Tels les pèlerins d’Emmaüs découragés qui faisaient route avec Jésus Ressuscité sans qu’ils le reconnaissent, chaque eucharistie qui est célébration de sa Pâque (c’est-à-dire du « passage » de la mort à la vie éternelle) dessille nos yeux sur le sens de notre vie et vers le but de notre voyage sur terre, qui est d’entrer dans la Maison de Dieu pour se nourrir de sa présence, dans un éternel face à face. Nous serons alors parvenus au bout de notre itinérance.
Chaque eucharistie, pain de la route, est un avant-goût du Ciel pour hâter notre course vers Dieu. C’est le sens de la Fête-Dieu de ce jour. Nous marchons avec le Seigneur et nous marchons vers le Seigneur. En ce trajet, nous devons consentir à nous délester du trop-plein de nous-mêmes, confier au Seigneur nos péchés et nos fardeaux, et consentir à porter ceux des autres. Nous nous acheminons vers nous-même avec humilité en sachant qu’en fin de course, on ne se trouve que dans le Christ, c’est lui qui nous donne l’intelligence de notre propre vie. « Savez-vous quand vous trouverez le bonheur, demandait Ste Thérèse de Lisieux à une jeune novice du carmel ? C’est quand vous ne le rechercherez plus » Et elle ajoutait : « j’en ai fait moi-même l’expérience ».

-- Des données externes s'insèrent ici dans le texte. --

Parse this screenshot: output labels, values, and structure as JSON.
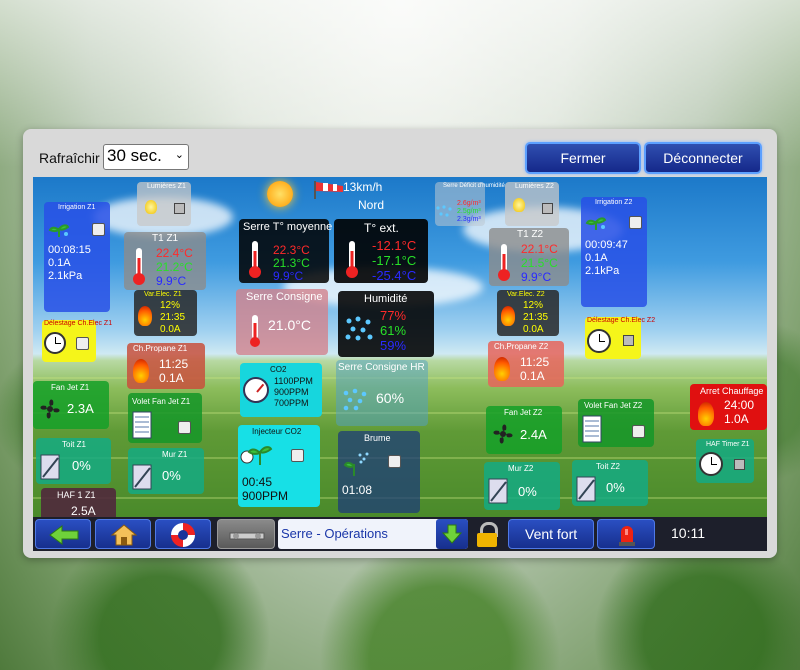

Le Christ est la lumière de nos vies. Il ne s’agit pas de vouloir briller nous-même à l’avant-scène sous les feux de la rampe et de l’actualité, mais de réfracter autour de soi un feu qui nous brûle du dedans, de l’intérieur. Le feu de l’amour de Dieu déposé en nos cœurs.
Contradictions, oppositions, échecs peuvent nous conduire au désespoir vis-à-vis de nous-même, du monde et parfois de l’Eglise. Victimes, voire quelquefois otages de la solitude, de la lassitude, des dépressions de l’âme, qui génèrent fatalisme et défaitisme, nous pouvons être aussi les complices de ces abattements. Un orgueil très subtil se niche dans une fausse estime de soi ou dans des prétentions qui ne supportent pas le spectacle de nos erreurs. Au bord de cet accablement, se trouve la désespérance, ce « péché contre l’Esprit » que dénonce l’Evangile [de Marc (Mc 3, 28-29)]. Renoncement, rebellion ou compromissions sont les conséquences de ce péché de désespérance qui est de ne pas se laisser sauver par le Christ.
Judas est le portrait type de ce désespoir lorsqu’il prend conscience de sa trahison, et pense que Dieu ne peut pas lui pardonner.
Aussi bas que nous chutions, Dieu nous offre son pardon jusqu’à tomber plus bas que nous. La vraie vie du disciple commence lorsque l’âme consent à se regarder humblement, à s’amender et à quérir la miséricorde inconditionnelle du Seigneur pour pouvoir se redresser et se convertir.
L’espérance chrétienne est portée par le courage. « Continuons sans fléchir, d’affirmer notre espérance » (Heb. 10, 23).
C’est le courage (qui s’adosse à la présence réelle du Christ dans l’eucharistie qui nous accompagne sur notre chemin), dont l’Eglise, nos familles et nous-mêmes avons besoin, afin de rester fidèles, libres et témoins jusqu’au bout.